On Sep 20, 2004, at 7:54 PM, Dan Mahoney, System Admin wrote:
On Mon, 20 Sep 2004, Majdi Abbas wrote:
I'll bite, and reveal my ultimate cluelessness here.
Assuming I wanted to go about setting up an NNTP server, how would I go about getting and maintaining the feeds? There's no "central" authority AFAIK, but does anyone have any knowledge as to relative price and/or bandwidth consumption?
First, you go out and buy the biggest server you can find, buy more drive space than you can afford. Then, buy more. You *may* be able to get a feed from your upstream service providers. You'll want to have at least 2 feeds and you should have at least OC-3 to each provider to handle the feeds. Don't expect much of the OC-3 left over for other uses. In a couple days you'll have all the warez and pr0n you'll ever need.
-Dan
On Mon, Sep 20, 2004 at 03:15:47PM -0400, Jon Lewis wrote:
Hadn't it gotten to the point shortly before Cidera folded that the satellite bandwidth was so insufficient for a "full feed" that it was of questionable value?...or was it still fine if you wanted a usenet feed with no binaries?
Jon, I recall some reported problems along those lines. That even without binaries, they were running out of overhead. Given that USENET volume tends to grow, I'm betting that it would require a lot more capacity now.

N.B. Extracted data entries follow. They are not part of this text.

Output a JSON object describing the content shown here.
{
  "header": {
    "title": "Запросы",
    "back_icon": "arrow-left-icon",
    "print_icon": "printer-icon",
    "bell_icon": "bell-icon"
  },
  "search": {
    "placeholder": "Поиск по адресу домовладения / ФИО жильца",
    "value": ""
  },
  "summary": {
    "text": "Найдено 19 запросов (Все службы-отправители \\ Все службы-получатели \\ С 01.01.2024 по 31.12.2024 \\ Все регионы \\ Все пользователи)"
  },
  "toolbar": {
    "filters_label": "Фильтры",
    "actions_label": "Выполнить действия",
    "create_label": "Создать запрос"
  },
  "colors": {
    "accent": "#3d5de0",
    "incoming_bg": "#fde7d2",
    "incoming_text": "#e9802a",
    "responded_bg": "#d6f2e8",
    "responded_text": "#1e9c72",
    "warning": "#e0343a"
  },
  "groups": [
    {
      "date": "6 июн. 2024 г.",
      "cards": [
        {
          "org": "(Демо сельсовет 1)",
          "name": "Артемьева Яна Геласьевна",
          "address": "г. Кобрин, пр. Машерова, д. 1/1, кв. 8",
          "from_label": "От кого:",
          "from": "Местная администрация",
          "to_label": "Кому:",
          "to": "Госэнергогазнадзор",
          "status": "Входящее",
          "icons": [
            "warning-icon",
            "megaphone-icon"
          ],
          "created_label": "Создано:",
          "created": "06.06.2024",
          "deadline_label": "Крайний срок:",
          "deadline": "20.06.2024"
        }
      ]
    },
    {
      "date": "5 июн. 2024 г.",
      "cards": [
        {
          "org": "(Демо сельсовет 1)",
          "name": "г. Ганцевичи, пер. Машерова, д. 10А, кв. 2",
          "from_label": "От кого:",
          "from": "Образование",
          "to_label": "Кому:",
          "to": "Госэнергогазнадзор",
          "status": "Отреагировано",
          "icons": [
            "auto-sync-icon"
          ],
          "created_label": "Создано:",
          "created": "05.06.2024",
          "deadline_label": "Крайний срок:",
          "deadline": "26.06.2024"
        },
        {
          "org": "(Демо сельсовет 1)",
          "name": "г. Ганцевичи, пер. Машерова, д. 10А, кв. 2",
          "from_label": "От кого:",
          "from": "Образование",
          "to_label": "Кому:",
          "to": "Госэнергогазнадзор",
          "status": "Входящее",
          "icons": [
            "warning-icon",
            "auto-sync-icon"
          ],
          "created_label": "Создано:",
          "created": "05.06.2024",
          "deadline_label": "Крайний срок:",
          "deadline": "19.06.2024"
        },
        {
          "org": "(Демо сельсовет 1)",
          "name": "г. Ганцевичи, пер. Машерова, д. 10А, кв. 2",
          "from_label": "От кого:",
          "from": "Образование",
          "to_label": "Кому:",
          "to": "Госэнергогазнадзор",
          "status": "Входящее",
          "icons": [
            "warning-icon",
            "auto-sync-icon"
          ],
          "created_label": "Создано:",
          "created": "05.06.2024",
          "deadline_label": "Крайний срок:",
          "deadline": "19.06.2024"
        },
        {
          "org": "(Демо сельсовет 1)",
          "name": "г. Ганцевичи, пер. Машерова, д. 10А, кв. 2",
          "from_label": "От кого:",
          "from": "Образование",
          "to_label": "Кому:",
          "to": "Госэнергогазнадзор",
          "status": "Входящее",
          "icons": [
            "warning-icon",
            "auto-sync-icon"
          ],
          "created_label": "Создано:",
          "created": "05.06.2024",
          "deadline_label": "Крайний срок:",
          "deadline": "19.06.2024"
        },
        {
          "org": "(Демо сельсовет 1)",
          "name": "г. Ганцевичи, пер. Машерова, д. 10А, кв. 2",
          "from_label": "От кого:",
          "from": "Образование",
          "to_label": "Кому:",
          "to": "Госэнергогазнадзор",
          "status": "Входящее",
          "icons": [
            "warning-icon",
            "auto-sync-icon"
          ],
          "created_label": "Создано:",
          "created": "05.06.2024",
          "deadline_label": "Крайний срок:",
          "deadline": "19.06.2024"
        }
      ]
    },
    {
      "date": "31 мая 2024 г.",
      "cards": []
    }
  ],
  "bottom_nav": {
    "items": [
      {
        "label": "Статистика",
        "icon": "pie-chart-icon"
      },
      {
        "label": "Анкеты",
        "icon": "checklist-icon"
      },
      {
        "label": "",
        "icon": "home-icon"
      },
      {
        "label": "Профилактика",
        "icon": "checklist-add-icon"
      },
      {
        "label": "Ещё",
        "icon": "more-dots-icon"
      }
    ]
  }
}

When I first talked to someone using SkyCache about 5 years ago, at the time, they were a very happy customer because they'd been able to offload 12-13 Mbit/s from one of their transit DS-3s by taking a SkyCache feed.
However, that was late 1999 or so, and transit prices were more than an order of magnitude higher than they are now. In those days, a lot of SPs were still running their own newsservers, and very few companies were providing outsourced reader access to news.
These days, it doesn't make a lot of sense for many SPs to deal with the hassle of taking feeds and maintaining a newsserver, so they outsource reader access for their 4 or 5 customers who are aware that there is something besides the WWW out there.
SkyCache was a really nice idea, but given that the number of SPs running their own newsservers has shrunk considerably, and that the outsourced news people won't be interested, the market is much smaller overall. On top of that, the bandwidth requirements have increased, while transit cost has plummeted. As a service, it existed to mitigate the bandwidth requirements of running a newsserver -- now that transit costs have crashed, and many more people are outsourcing their news, I just don't see a viable market in providing push feeds over satellite. I don't know what transponder space is running, but I'm willing to bet it has not gotten much (if any) cheaper.